Chisenhall would lead the majors with a .377 average if he qualified. Over his past two games, that average has fallen from .393. It will continue to fall. That’s fine. Chisenhall has cut his strikeout percentage from 18.2% to 13.5%, and boosted his line drive rate from 19.7% to 28.3%. His success is both explainable and sustainable; not to this degree, but still. When we last spoke about Chisenhall in this column a few weeks back, I proposed that you refrain from trading him because the return of his power (he had 3 HRs at the time; 7 today) would offset the tumble of his batting average. That logic holds. The 25-year-old, a former stud prospect, has boosted his isolated power by almost 50 points this season (keep in mind that Chisenhall is still younger than the average age of a Triple-A player, which is 26). If you scooped up Chisenhall—I did in Rotoworld’s staff league; don’t tell the others I’m bragging—congratulations are in order. Now sit back and cross your fingers—he’ll likely remain on your roster through September.
Time for the speed round, where we begin with our always popular Forgotten Mariners’ Batters segment:
Logan Morrison returned from the disabled list Wednesday, and Jesus Montero’s banishment to the minors ended roughly 24 hours later. Both are owned in essentially zero fantasy leagues. Morrison deserves a look in AL-only formats so long as Justin Smoak is on the disabled list, and Jesus Montero is an option for any owner desperate for a catcher. I signed Montero in our 2-catcher Rotoworld baseball league last week on mere speculation. I’m sure Welington Castillo and Brayan Peña will be there waiting for me on the waiver wire if things don’t work out.
R.A. Dickey exited Saturday’s start versus the Orioles in the seventh inning with right groin tightness. He didn’t sound terribly concerned after the game.
Jorge De La Rosa was yanked from Friday’s game against the Giants with lower back tightness, but he expects to avoid the DL and make his next scheduled start Wednesday against the Dodgers.

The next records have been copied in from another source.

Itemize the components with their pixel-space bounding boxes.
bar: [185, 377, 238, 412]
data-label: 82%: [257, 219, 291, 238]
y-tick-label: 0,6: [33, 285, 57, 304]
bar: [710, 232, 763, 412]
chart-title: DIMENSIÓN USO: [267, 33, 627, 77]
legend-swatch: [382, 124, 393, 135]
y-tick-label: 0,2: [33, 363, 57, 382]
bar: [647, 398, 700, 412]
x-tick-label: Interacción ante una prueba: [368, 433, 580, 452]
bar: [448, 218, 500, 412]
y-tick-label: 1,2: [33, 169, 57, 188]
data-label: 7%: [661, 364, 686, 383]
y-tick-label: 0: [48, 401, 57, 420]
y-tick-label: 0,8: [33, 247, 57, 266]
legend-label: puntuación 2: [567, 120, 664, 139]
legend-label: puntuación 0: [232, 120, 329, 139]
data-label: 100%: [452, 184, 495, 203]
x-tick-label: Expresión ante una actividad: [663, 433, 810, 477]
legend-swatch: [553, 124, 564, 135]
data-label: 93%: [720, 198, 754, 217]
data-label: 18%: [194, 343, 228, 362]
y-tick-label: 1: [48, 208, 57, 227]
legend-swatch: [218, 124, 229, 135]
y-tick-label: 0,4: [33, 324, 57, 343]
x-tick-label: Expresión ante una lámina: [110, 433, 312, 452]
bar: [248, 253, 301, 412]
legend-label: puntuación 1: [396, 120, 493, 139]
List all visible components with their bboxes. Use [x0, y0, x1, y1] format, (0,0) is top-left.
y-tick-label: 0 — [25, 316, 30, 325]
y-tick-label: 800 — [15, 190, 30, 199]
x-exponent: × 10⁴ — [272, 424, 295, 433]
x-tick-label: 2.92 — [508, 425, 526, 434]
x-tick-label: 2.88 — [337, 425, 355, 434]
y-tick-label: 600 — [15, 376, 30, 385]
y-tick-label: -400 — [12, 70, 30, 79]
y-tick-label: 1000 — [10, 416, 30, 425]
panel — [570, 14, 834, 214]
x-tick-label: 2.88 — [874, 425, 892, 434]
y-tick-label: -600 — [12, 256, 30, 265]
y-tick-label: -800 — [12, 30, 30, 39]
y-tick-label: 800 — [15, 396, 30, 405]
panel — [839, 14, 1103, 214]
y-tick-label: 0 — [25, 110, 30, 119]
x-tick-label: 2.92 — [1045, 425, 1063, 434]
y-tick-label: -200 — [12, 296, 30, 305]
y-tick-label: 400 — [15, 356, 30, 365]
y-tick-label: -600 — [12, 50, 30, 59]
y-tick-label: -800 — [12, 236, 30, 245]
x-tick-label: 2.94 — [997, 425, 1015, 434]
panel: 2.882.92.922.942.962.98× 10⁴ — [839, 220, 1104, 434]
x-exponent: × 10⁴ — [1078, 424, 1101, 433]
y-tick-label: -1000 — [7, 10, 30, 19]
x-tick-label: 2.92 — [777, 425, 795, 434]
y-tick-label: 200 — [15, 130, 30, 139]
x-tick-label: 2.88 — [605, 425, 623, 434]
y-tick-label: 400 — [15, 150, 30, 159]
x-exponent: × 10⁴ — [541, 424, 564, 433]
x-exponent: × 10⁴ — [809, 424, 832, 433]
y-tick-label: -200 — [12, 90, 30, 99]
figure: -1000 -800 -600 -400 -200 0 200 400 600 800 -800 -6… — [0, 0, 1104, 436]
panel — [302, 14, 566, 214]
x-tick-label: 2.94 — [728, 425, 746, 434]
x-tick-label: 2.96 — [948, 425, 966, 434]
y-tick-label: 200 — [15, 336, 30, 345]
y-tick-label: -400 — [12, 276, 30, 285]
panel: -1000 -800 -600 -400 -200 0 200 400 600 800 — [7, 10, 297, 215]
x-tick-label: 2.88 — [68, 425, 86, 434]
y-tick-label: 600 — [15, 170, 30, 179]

Cliff Lee, who hasn't pitched since May 18 due to a strained flexor pronator tendon, is expected to ramp up his throwing program in the coming days to include bullpen sessions. A simulated game would follow that, probably with a rehab start shortly thereafter. Assuming he doesn’t aggravate his elbow strain, expect to see Lee early next month. A minor setback would likely still have him back shortly after the All-Star game.
Baseball America’s No. 30 prospect, Andrew Heaney, was held out of a start last week to control his innings, and the Marlins say they will continue to skip him every now and again for the same reason. Most see this as a sign that Miami wants to save him for a playoff push later this year. The 23-year-old left-hander has a limit of 160-170 innings, 76 2/3 of which he’s used to go 7-2 with a 2.47 ERA between Double-A Jacksonville and Triple-A New Orleans. The Miami Herald’s Manny Navarro believes Heaney is coming soon, perhaps as early as this week. He should be owned in most fantasy leagues.
Mat Latos shut out the Brewers over six innings in his 2014 debut on Saturday, allowing only two hits. Activate him, and leave him in your starting lineup until the end.